Onkelinx stapt met ggo-studie naar Bioveiligheidsraad
nieuwsMinister van Volksgezondheid Laurette Onkelinx heeft de Bioveiligheidsraad tegen eind oktober om advies gevraagd over genetisch gemodificeerde NK603-maïs. Ze doet dat naar aanleiding van een Franse studie die de maïs als levensgevaarlijk bestempeld. Dat onderzoek krijgt intussen veel tegenwind. Professoren van de Society of Biology maken er brandhout van, net zoals Vlaamse wetenschappers.
NK603 is een glyfosaatresistente maïsvariëteit van Monsanto die in 2005 groen licht kreeg van de Europese Commissie. Sindsdien wordt de ggo-maïs verwerkt in veevoeder. Onkelinx wil dat de Bioveiligheidsraad nagaat of de studie nieuwe elementen naar voren brengt om de vergunning van de ggo-maïs wegens gezondheidsredenen onmiddellijk te herzien. Ze heeft de raad ook gevraagd beroep te doen op onafhankelijke deskundigen om het advies te formuleren.

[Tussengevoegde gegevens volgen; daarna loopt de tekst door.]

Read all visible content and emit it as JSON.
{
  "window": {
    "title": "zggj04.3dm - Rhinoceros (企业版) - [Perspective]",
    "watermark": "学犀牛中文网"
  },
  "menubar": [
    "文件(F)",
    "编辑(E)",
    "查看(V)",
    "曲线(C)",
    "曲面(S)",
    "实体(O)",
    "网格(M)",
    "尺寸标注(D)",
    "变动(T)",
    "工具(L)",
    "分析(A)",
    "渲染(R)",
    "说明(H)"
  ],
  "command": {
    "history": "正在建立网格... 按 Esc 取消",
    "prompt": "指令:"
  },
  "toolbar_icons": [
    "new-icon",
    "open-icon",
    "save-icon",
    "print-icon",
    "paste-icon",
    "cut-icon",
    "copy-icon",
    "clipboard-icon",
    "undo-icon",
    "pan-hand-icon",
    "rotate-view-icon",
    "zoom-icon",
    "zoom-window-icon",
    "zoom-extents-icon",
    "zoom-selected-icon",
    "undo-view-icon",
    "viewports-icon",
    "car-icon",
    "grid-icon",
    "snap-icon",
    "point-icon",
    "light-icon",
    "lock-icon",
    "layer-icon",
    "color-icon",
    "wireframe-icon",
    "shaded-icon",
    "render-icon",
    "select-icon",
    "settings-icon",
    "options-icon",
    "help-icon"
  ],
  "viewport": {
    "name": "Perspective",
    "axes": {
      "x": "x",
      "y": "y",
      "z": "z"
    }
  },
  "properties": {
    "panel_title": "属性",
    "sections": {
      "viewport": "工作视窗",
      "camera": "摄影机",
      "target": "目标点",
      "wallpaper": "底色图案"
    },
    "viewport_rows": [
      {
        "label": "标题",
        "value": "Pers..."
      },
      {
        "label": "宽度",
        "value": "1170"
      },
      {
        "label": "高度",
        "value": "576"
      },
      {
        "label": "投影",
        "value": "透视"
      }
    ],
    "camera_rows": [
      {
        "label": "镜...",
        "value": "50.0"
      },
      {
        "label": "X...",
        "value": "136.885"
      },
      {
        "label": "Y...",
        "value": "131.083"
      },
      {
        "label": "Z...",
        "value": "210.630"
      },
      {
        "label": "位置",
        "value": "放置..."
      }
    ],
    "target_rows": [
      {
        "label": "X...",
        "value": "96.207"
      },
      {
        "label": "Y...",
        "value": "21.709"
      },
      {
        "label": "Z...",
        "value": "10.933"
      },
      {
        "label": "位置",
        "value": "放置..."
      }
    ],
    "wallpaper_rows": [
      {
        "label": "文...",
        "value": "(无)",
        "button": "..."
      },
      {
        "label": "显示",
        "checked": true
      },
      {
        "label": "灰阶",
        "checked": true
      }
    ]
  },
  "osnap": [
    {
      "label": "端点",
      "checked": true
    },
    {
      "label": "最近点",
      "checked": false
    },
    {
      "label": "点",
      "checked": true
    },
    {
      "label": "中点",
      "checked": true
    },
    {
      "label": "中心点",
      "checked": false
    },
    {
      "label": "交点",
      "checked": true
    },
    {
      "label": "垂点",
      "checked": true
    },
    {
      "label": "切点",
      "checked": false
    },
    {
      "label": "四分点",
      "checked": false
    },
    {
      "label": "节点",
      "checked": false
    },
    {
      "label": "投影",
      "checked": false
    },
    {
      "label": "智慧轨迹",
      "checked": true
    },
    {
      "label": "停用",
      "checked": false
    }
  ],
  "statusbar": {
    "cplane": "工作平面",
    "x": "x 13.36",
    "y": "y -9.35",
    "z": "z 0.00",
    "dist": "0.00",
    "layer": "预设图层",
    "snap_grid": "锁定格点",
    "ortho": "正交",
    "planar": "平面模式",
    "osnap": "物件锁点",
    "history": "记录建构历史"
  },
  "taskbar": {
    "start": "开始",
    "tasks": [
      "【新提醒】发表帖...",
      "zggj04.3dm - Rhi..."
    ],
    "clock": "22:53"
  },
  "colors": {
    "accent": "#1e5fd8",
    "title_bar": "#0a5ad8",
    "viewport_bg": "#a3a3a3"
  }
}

De minister heeft daarnaast het Erkenningscomité voor bestrijdingsmiddelen voor landbouwkundig gebruik gevraagd om een advies uit te brengen over mogelijke gezondheidsproblemen door het gebruik van Roundup, het onkruidbestrijdingsmiddel dat in het kader van die studie werd getest.
Op basis van die adviezen en indien dat nodig blijkt, zal Laurette Onkelinx de ministerraad voorstellen voorzorgsmaatregelen te nemen. Ze is dan ook zinnens bij de Europese Commissie aan te dringen op een herziening van de vergunningsprocedures. De Commissie heeft meteen na de bekendmaking van de Franse studie de Europese voedselveiligheidsautoriteit EFSA bevolen het onderzoek wetenschappelijk te toetsen.

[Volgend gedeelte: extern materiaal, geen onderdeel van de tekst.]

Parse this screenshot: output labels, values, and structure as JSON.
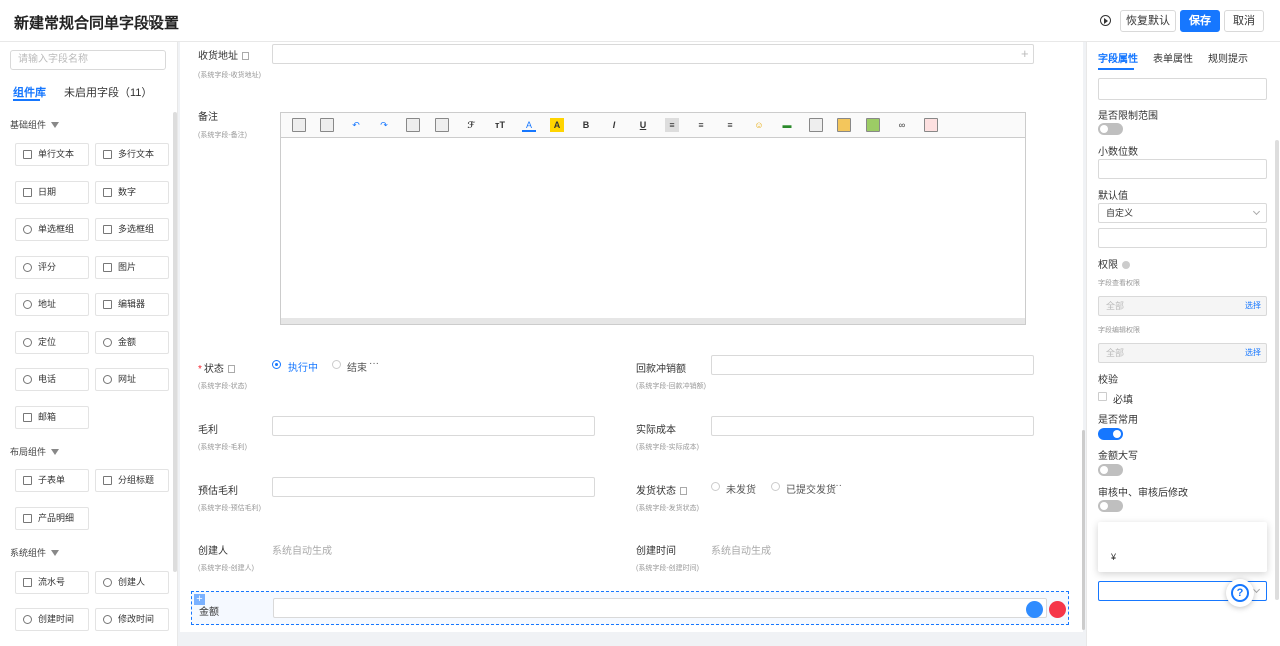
{
  "header": {
    "title": "新建常规合同单字段设置",
    "restore_label": "恢复默认",
    "save_label": "保存",
    "cancel_label": "取消"
  },
  "left": {
    "search_placeholder": "请输入字段名称",
    "tabs": [
      "组件库",
      "未启用字段（11）"
    ],
    "groups": [
      {
        "title": "基础组件",
        "items": [
          "单行文本",
          "多行文本",
          "日期",
          "数字",
          "单选框组",
          "多选框组",
          "评分",
          "图片",
          "地址",
          "编辑器",
          "定位",
          "金额",
          "电话",
          "网址",
          "邮箱"
        ]
      },
      {
        "title": "布局组件",
        "items": [
          "子表单",
          "分组标题",
          "产品明细"
        ]
      },
      {
        "title": "系统组件",
        "items": [
          "流水号",
          "创建人",
          "创建时间",
          "修改时间"
        ]
      }
    ]
  },
  "canvas": {
    "shipping_address": {
      "label": "收货地址",
      "sub": "(系统字段-收货地址)"
    },
    "remark": {
      "label": "备注",
      "sub": "(系统字段-备注)"
    },
    "status": {
      "label": "状态",
      "sub": "(系统字段-状态)",
      "options": [
        "执行中",
        "结束"
      ],
      "more": "···"
    },
    "refund": {
      "label": "回款冲销额",
      "sub": "(系统字段-回款冲销额)"
    },
    "gross": {
      "label": "毛利",
      "sub": "(系统字段-毛利)"
    },
    "actual_cost": {
      "label": "实际成本",
      "sub": "(系统字段-实际成本)"
    },
    "est_gross": {
      "label": "预估毛利",
      "sub": "(系统字段-预估毛利)"
    },
    "ship_status": {
      "label": "发货状态",
      "sub": "(系统字段-发货状态)",
      "options": [
        "未发货",
        "已提交发货"
      ],
      "more": "···"
    },
    "creator": {
      "label": "创建人",
      "sub": "(系统字段-创建人)",
      "value": "系统自动生成"
    },
    "create_time": {
      "label": "创建时间",
      "sub": "(系统字段-创建时间)",
      "value": "系统自动生成"
    },
    "amount": {
      "label": "金额"
    },
    "toolbar_icons": [
      "document-icon",
      "template-icon",
      "undo-icon",
      "redo-icon",
      "paste-icon",
      "paste-text-icon",
      "font-family-icon",
      "font-size-icon",
      "font-color-icon",
      "highlight-icon",
      "bold-icon",
      "italic-icon",
      "underline-icon",
      "align-left-icon",
      "align-center-icon",
      "align-right-icon",
      "emoji-icon",
      "horizontal-rule-icon",
      "table-icon",
      "image-icon",
      "media-icon",
      "link-icon",
      "map-icon"
    ],
    "toolbar_glyphs": {
      "font_color": "A",
      "highlight": "A",
      "bold": "B",
      "italic": "I",
      "underline": "U"
    }
  },
  "right": {
    "tabs": [
      "字段属性",
      "表单属性",
      "规则提示"
    ],
    "limit_range": "是否限制范围",
    "decimal": "小数位数",
    "default_value": "默认值",
    "default_select": "自定义",
    "permission": "权限",
    "view_perm": "字段查看权限",
    "view_perm_value": "全部",
    "edit_perm": "字段编辑权限",
    "edit_perm_value": "全部",
    "select_link": "选择",
    "validate": "校验",
    "required": "必填",
    "common": "是否常用",
    "uppercase": "金额大写",
    "review_edit": "审核中、审核后修改",
    "currency_symbol": "¥",
    "help": "?"
  }
}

Heel wat wetenschappers sparen hun kritiek niet op de onderzoeksmethode van professor Gilles-Eric Séralini. Met de Society of Biology geeft zelfs een voltallige vakorganisatie het signaal dat het onderzoek niet deugt. "Door het beperkt aantal proefdieren zijn de conclusies statistisch onvoldoende onderbouwd. Tumoren worden ook frequent aangetroffen bij onbehandelde ratten", is de voornaamste kritiek. In Noord-Amerika wordt de ggo-maïs al meer dan een decennium gebruikt in voeding. Als de resultaten kloppen, zouden de Amerikanen "moeten vallen als vliegen", merkt een professor op.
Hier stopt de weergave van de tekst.